Su trabajo opera a través de muchos umbrales diferentes y desafía los sistemas de comprensión, categorización y percepción. Estos encuentros han influido profundamente en la manera en que veo y entiendo el mundo. La capacidad de Adrián para asimilar y reconfigurar temas que van desde la robótica hasta la lingüística y la prehistoria lleva a los visitantes en recorridos a través del tiempo y las especies, y profundiza en la belleza y el sufrimiento que nos rodean.
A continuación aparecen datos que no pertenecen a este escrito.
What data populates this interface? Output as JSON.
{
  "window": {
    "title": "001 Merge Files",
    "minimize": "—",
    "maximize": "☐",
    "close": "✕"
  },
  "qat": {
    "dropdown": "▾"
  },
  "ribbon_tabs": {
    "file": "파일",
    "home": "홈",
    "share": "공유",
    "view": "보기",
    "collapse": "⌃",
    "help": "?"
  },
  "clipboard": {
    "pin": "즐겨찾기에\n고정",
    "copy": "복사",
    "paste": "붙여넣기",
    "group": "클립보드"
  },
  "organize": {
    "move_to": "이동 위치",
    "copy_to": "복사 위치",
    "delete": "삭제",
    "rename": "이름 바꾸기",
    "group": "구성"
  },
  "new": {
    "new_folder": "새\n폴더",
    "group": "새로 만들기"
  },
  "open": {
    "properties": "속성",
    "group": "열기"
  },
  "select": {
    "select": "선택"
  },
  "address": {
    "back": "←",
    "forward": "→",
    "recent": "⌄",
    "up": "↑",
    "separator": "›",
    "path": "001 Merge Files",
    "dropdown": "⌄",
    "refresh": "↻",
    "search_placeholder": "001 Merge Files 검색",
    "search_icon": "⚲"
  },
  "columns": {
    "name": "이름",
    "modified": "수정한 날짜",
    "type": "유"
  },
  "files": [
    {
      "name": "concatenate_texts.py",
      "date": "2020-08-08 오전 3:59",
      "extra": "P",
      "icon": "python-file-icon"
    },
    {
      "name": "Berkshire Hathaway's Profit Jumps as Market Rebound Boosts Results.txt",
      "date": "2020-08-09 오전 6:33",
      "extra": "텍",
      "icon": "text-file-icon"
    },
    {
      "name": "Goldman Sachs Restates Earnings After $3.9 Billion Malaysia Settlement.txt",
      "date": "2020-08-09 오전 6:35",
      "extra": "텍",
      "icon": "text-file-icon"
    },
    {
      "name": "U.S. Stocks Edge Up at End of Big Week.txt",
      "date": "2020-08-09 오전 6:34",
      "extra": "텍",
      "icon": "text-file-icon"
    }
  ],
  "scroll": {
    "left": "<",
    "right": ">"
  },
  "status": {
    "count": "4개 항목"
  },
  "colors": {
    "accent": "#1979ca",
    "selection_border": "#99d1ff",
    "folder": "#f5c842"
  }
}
Es en estos estados donde me maravilla poder ver las cosas a través de sus ojos.

¿Qué evocan estas piezas en usted personalmente como curadora y qué espera que los miembros de la comunidad se lleven de su experiencia con la exposición?

Adrián es un narrador extraordinario y, con esta exposición, vemos la capacidad y el poder de los artistas para moldear nuestra comprensión de los mundos físicos y digitales que habitamos. Siempre ha existido un impulso humano por crear arte y desarrollar sistemas y rituales de códigos.

La exposición presenta una serie de diferentes cuevas. La cueva es un aparato y una estructura interesantes que se convierten en un posible espacio de proyección y creación de significado. Me pregunto qué proyecciones y suposiciones traerán consigo las personas. Villar Rojas pregunta repetidamente, ¿qué pasaría si pudiéramos vernos desde afuera? Me pregunto cómo observarán las cosas los visitantes de manera diferente después de pasar tiempo en sus mundos y darse cuenta de que las cosas no existen de manera aislada.

¿Qué es algo que le gustaría compartir con nuestra comunidad sobre la exposición?

Un grupo extraordinario de personas se unió para hacer posible esta exposición. Durante más de dos años, un equipo en Argentina ha trabajado en el modelado y la ingeniería de la exposición, mientras que durante tres meses tuvimos a un equipo de 12 integrantes del estudio en Estados Unidos trabajando en la creación e instalación de la exposición.

Adrián ha trabajado con algunos miembros de su estudio durante más de 15 años. Nunca antes había trabajado con un equipo tan dedicado, decidido y apasionado. En diferentes momentos del proyecto, muchas personas nos dijeron que ciertas cosas no serían posibles y, durante todo el proceso, continuamente desafiamos ese temor y seguimos trabajando y pensando en estrategias para hacer realidad esta exposición. 

Hay infinitas soluciones y oportunidades si estás dispuesto a tomarte el tiempo para escuchar y trabajar en conjunto. La exposición es gratuita, así que espero que las personas tengan la oportunidad de venir y pasar tiempo con las obras, y que regresen para notar cosas que quizá no hayan llamado su atención inicialmente.

La entrada al museo, ubicado en 637 E. Hyman Ave., es gratuita gracias a la cortesía de Amy y John Phelan, y el acceso a las exposiciones es gratuito gracias a los miembros del AAM. El museo está abierto de martes a sábado, de 10 a.m. a 6 p.m.